Keith Fossen never expected to join a grassroots environmental group, let alone help organize one from the ground up.
"I was so far over there on the conservative side … whenever I heard of anyone trying to do something for the environment, I was suspicious," Fossen said during an interview with Truthout. "I thought anything environmental was trying to control business."
Fossen and his wife Amy Nelson live in rural Hay Creek Township located about 10 miles from the Mississippi River on the outskirts of Red Wing, Minnesota. Fossen is an entrepreneur and CEO of a business education services firm. For years, he agreed with other conservatives that environmental causes were bad for business. His tune began to change, however, as the frack-sand rush started knocking on his back door.
"I'm a conservative businessman, and it's so interesting the people I'm hanging out with … I'm hanging out with environmentalists," Fossen said in a Red Wing coffee shop.

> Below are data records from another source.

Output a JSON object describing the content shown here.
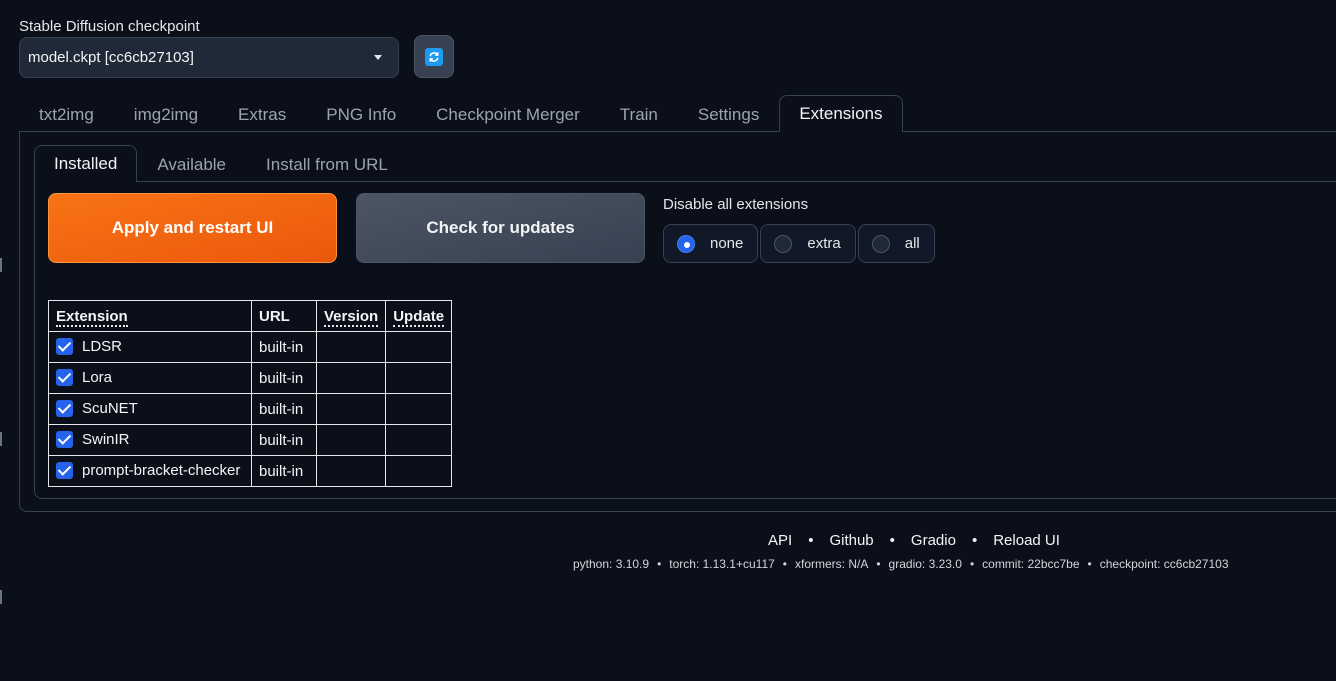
{
  "checkpoint": {
    "label": "Stable Diffusion checkpoint",
    "value": "model.ckpt [cc6cb27103]"
  },
  "main_tabs": [
    {
      "label": "txt2img",
      "active": false
    },
    {
      "label": "img2img",
      "active": false
    },
    {
      "label": "Extras",
      "active": false
    },
    {
      "label": "PNG Info",
      "active": false
    },
    {
      "label": "Checkpoint Merger",
      "active": false
    },
    {
      "label": "Train",
      "active": false
    },
    {
      "label": "Settings",
      "active": false
    },
    {
      "label": "Extensions",
      "active": true
    }
  ],
  "sub_tabs": [
    {
      "label": "Installed",
      "active": true
    },
    {
      "label": "Available",
      "active": false
    },
    {
      "label": "Install from URL",
      "active": false
    }
  ],
  "buttons": {
    "apply": "Apply and restart UI",
    "check": "Check for updates"
  },
  "disable": {
    "label": "Disable all extensions",
    "options": [
      {
        "label": "none",
        "checked": true
      },
      {
        "label": "extra",
        "checked": false
      },
      {
        "label": "all",
        "checked": false
      }
    ]
  },
  "table": {
    "headers": [
      "Extension",
      "URL",
      "Version",
      "Update"
    ],
    "rows": [
      {
        "name": "LDSR",
        "url": "built-in",
        "version": "",
        "update": "",
        "enabled": true
      },
      {
        "name": "Lora",
        "url": "built-in",
        "version": "",
        "update": "",
        "enabled": true
      },
      {
        "name": "ScuNET",
        "url": "built-in",
        "version": "",
        "update": "",
        "enabled": true
      },
      {
        "name": "SwinIR",
        "url": "built-in",
        "version": "",
        "update": "",
        "enabled": true
      },
      {
        "name": "prompt-bracket-checker",
        "url": "built-in",
        "version": "",
        "update": "",
        "enabled": true
      }
    ]
  },
  "footer": {
    "links": [
      "API",
      "Github",
      "Gradio",
      "Reload UI"
    ],
    "versions": [
      "python: 3.10.9",
      "torch: 1.13.1+cu117",
      "xformers: N/A",
      "gradio: 3.23.0",
      "commit: 22bcc7be",
      "checkpoint: cc6cb27103"
    ]
  },
  "colors": {
    "background": "#0b0f19",
    "primary_button": "#f97316",
    "secondary_button": "#4b5563",
    "accent": "#2563eb"
  },
  "icons": {
    "refresh": "refresh-icon",
    "dropdown": "chevron-down-icon"
  }
}
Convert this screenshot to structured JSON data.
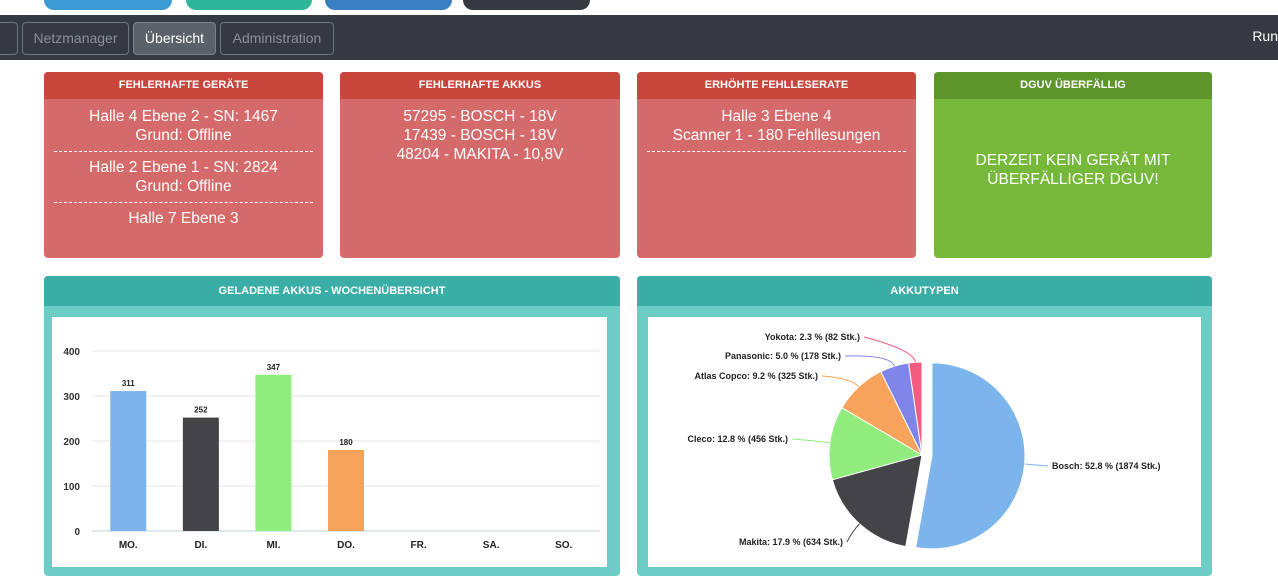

Sandstone formations in eastern Minnesota and across the Mississippi River in Wisconsin contain high quantities of silica particles of a desirable size and shape for hydraulic fracturing. Fracking, an unconventional oil and gas drilling technique, uses high volumes of water laced with silica and chemicals to break up underground rock and release fossil fuels. Fracking is not big in Minnesota, but the fracking boom in states such as North Dakota, Ohio and Pennsylvania has exponentially increased the demand for frack sand from the area.